The unwise remarks at Stanborough School probably did not in themselves lose Evans his seat, but they were to prove directly costly in another way. The Birmingham Six, who since their successful appeal against conviction for the pub bombings had won libel actions against the Sunday Telegraph and the Sun, successfully sued Evans, and the now former MP paid them undisclosed damages and apologised in the High Court.

Evans by then had returned to business, retiring in 2002, six years before his death. By then the Conservative Party was firmly back in the hands of public schoolboys with socially liberal leanings, and Shapps was an MP for Welwyn Hatfield slightly less likely, even in his most combative moods, to describe himself as ‘a very right-wing disciplinarian’.


Public schoolboys, and indeed Shapps himself, may remain at the Tory helm fifteen years on, but something of the Evans spirit has returned to their parliamentary parry, although mostly hailing from the north of England rather than just north of London. While Evans was not short of outlets to air his views, either deliberately in the Commons chamber or a to a tabloid hack, or inadvertently in a sixth-form general studies class, social media and a regular GB News gig might well have given him a national celebrity or at least notoriety beyond even that he achieved either as a football chairman or MP.

Evans, a man with an overlooked hinterland and success prior to politics, ended his decade in Parliament as rather a mocked figure, his party colleagues increasingly exasperated and opponents dismissive of his barbs, disappearing from view even as the likes of Gorman and Taylor remained in public consciousness (helped admittedly by having seats far safer than Evans could boast).

Was Evans an honest tribune, patronised and ignored in turn by a narrow effete political class inadvertently revealing their contempt for a class of people whose votes they seek, but opinions they disdain? Or is the easy fame gained by ignoring the conventions of public discourse a trap into which he (like a Lee Anderson) willingly stepped, whatever his previous motivation for entering politics?
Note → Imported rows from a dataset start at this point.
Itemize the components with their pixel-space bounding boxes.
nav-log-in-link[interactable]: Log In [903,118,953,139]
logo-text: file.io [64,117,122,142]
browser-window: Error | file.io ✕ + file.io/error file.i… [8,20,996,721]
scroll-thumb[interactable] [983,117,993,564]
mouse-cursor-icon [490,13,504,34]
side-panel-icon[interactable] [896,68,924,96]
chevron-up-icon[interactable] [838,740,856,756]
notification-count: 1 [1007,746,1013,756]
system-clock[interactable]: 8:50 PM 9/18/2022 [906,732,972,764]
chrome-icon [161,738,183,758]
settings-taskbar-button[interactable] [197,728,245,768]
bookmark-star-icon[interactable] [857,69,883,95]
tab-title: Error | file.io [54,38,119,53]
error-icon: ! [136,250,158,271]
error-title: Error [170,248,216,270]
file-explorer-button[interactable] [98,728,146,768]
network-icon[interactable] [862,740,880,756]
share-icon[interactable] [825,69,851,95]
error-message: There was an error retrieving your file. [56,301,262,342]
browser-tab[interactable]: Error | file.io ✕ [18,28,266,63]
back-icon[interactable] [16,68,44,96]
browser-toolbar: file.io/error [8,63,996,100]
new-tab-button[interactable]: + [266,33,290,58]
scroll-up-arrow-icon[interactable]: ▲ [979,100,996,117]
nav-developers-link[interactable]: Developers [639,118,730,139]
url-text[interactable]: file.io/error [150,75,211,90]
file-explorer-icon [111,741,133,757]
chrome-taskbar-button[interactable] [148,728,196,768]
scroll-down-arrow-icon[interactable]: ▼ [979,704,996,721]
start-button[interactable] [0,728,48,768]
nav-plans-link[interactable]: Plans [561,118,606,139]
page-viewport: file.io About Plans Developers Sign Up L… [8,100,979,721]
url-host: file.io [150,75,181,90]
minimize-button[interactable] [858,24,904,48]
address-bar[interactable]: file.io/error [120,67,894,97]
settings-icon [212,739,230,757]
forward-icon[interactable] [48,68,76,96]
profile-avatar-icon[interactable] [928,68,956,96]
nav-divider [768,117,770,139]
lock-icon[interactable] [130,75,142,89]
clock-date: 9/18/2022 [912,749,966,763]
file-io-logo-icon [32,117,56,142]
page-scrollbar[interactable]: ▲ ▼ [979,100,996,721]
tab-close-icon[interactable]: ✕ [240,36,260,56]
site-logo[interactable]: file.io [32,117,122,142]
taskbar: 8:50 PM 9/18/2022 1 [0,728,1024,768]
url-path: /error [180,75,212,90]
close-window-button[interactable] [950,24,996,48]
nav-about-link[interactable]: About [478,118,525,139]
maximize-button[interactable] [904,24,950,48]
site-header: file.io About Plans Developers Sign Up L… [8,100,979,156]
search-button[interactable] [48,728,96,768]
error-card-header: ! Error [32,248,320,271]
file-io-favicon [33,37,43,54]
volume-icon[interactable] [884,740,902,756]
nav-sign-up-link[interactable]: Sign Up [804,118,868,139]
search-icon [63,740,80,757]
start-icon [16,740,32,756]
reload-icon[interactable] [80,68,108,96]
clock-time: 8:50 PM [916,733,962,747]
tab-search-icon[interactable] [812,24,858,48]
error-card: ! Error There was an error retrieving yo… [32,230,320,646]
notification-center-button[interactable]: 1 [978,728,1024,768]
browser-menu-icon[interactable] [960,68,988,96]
A John Major or an Alan Johnson show that the route from working-class obscurity to the heights of government exists; without hiding their roots or even particularly modulating their accents, they made themselves serious figures. Then again both Major and Johnson generally steered clear of extremity of opinion; perhaps a more radical view is only truly taken seriously when put forward by a well-bred Tony Benn or a highly-educated Enoch Powell.

Which is not to say Evans was of that calibre or potential, but is a deviation from both received opinion and received pronunciation worthy of more than a comparison to a comic turn? Evans, however, who used his very last Parliamentary question to compare, in a tortured metaphor, the Labour party to monkeys, appears to have ultimately decided that was indeed why he was there.